Celebrity Cars blog has shots of actor Robert Downey Junior sporting a black Audi A7 this past weekend in Los Angeles. Given Audi's tie with Downey's blockbuster Iron Man series, we're not surprised the actor has chosen a four-ringer as his daily ride though he gets extra style points for picking the A7. And it's an S-line rolling on 20s no less.

Check out shots of Downey in his car after the jump.

* Full Story *


----------



## tanel (Jul 26, 2006)

good choice, robert :thumbup:

although too bad the 6 series gran coupe is gonna kill the a7 quite soon - at least in looks. 
http://www.autoblog.com/2011/06/28/2013-bmw-6-series-gran-coupe-inches-closer-to-production/

sorry, but i still can't get over how my favourite car company had a chance to make the most beautiful car of all times out of a7, but totally messed up the whole car with the back design following some totally irrelevant "practicality (read: rear headroom) over style" arguments. you cannot always approach your car from the front you know, besides there are other people too who see the rear end of it...

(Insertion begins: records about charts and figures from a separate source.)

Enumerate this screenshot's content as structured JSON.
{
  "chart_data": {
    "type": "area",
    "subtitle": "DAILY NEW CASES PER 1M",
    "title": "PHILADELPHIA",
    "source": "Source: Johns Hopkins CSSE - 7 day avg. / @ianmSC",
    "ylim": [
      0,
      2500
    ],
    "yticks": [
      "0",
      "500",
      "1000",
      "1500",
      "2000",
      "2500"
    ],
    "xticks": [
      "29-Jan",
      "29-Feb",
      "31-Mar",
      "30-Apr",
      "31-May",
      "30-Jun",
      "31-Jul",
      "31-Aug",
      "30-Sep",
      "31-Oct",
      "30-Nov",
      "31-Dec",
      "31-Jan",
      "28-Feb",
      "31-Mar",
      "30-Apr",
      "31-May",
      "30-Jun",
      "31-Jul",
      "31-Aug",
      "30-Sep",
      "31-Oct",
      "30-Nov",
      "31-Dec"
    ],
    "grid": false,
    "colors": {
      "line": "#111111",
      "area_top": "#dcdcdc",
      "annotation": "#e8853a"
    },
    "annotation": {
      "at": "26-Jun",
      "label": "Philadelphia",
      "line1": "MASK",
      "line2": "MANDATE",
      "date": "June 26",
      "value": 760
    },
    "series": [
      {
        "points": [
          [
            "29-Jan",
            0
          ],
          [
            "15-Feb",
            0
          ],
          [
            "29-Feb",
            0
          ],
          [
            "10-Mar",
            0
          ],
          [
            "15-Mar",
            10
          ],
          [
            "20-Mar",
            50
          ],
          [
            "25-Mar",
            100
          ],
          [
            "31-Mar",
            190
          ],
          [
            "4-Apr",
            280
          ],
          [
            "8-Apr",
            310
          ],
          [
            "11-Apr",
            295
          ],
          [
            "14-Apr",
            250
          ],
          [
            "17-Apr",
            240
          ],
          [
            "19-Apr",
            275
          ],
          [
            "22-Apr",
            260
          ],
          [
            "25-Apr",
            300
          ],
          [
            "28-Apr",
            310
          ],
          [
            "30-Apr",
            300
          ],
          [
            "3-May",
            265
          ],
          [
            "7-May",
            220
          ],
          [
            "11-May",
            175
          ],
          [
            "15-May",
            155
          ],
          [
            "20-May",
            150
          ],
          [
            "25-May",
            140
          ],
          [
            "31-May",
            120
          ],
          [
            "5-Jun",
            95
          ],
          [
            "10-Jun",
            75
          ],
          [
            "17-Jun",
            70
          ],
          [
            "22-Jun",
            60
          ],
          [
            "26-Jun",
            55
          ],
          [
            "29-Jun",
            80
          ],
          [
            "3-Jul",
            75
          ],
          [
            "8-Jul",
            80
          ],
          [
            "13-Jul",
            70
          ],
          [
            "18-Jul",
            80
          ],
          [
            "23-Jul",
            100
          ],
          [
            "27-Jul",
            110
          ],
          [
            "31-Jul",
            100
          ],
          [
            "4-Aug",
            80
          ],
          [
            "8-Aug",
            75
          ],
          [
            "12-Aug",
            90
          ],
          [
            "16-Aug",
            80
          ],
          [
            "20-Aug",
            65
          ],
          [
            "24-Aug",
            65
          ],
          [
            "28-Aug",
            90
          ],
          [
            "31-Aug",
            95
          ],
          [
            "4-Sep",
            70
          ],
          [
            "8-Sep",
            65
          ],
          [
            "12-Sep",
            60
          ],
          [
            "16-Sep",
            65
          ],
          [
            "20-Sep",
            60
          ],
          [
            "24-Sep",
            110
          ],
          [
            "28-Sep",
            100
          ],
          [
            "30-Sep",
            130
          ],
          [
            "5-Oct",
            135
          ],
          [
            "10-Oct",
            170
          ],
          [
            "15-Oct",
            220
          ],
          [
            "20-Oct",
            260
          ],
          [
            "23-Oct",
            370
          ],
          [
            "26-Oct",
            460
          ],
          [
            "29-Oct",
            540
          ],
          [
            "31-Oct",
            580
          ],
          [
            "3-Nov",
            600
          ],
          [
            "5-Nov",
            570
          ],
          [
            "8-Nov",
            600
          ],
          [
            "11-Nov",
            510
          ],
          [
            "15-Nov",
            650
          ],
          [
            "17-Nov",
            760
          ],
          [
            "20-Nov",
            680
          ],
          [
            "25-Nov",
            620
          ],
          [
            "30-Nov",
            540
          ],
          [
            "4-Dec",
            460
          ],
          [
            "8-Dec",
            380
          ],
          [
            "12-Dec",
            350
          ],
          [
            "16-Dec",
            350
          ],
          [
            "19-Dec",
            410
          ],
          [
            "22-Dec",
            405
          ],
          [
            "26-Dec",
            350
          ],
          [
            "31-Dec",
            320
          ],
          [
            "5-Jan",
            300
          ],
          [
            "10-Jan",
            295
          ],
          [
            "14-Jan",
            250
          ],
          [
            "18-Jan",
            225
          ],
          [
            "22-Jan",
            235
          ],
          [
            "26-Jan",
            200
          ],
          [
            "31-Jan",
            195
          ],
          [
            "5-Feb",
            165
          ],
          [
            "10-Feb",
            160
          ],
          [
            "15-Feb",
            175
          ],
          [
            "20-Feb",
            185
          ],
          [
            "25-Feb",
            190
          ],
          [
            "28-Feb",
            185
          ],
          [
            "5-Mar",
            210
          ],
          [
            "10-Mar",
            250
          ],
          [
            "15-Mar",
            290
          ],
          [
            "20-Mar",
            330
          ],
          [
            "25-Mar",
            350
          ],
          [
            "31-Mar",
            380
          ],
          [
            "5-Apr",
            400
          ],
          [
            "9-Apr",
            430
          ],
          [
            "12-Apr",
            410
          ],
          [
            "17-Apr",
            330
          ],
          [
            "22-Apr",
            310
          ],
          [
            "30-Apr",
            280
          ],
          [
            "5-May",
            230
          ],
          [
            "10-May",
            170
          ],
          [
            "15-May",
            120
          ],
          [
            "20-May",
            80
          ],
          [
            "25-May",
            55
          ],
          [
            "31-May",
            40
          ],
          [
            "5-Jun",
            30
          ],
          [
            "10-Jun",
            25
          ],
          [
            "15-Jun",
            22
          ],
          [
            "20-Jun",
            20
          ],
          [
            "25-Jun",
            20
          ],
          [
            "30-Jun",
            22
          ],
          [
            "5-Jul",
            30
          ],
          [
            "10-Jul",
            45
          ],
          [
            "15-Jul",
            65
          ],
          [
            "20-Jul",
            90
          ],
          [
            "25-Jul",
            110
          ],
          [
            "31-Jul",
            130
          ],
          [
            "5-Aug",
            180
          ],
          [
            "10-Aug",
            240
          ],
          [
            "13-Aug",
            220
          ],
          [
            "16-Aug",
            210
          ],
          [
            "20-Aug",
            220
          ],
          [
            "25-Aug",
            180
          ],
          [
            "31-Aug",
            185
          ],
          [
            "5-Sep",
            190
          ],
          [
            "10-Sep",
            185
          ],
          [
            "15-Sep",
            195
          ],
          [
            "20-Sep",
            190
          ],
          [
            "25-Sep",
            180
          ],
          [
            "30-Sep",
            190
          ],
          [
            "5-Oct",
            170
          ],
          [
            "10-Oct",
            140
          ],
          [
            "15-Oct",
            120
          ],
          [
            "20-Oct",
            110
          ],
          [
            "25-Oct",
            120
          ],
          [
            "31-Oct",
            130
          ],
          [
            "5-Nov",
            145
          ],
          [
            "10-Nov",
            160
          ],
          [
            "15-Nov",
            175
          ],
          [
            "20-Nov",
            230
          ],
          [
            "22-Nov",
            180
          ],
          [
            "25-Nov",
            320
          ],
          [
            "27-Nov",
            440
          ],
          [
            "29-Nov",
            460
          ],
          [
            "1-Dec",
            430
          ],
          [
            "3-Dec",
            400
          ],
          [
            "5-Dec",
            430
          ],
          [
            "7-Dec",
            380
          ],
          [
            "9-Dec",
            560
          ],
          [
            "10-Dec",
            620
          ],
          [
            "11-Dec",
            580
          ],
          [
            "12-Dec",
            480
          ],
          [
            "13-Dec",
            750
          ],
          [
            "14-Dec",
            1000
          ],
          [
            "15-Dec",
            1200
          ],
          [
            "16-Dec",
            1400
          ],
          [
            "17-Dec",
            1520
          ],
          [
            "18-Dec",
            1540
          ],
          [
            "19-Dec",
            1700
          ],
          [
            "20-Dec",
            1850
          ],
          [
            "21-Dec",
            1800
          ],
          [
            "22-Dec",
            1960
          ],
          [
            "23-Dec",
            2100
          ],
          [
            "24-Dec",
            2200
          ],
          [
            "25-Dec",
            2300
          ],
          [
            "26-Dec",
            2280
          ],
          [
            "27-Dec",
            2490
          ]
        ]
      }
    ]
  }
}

i almost bursted crying when i saw a black a7 and a black new cls parking next to each other. the a7 was the coolest car on earth from the front 2/3 angle, but jeeez, how can you possibly desing the worst looking rear roofline to a car that's supposed to be only COOL, not a freakin' family mpv or smth.  still can't understand what's wrong with the small-trunk-sedan style and why does it have to be a hatchback, and even when it has to be an actual hatchback, why on earth does it have to look like one????

i really think audi should consider more than a facelift before the beemer comes out, it simply won't survive next to cls and that bmw (which is looking gorgeous already).

oh dear audi, and while you're on that, please revise the a7's front headlamps too, the ones on the concept were a lot better :thumbup:


----------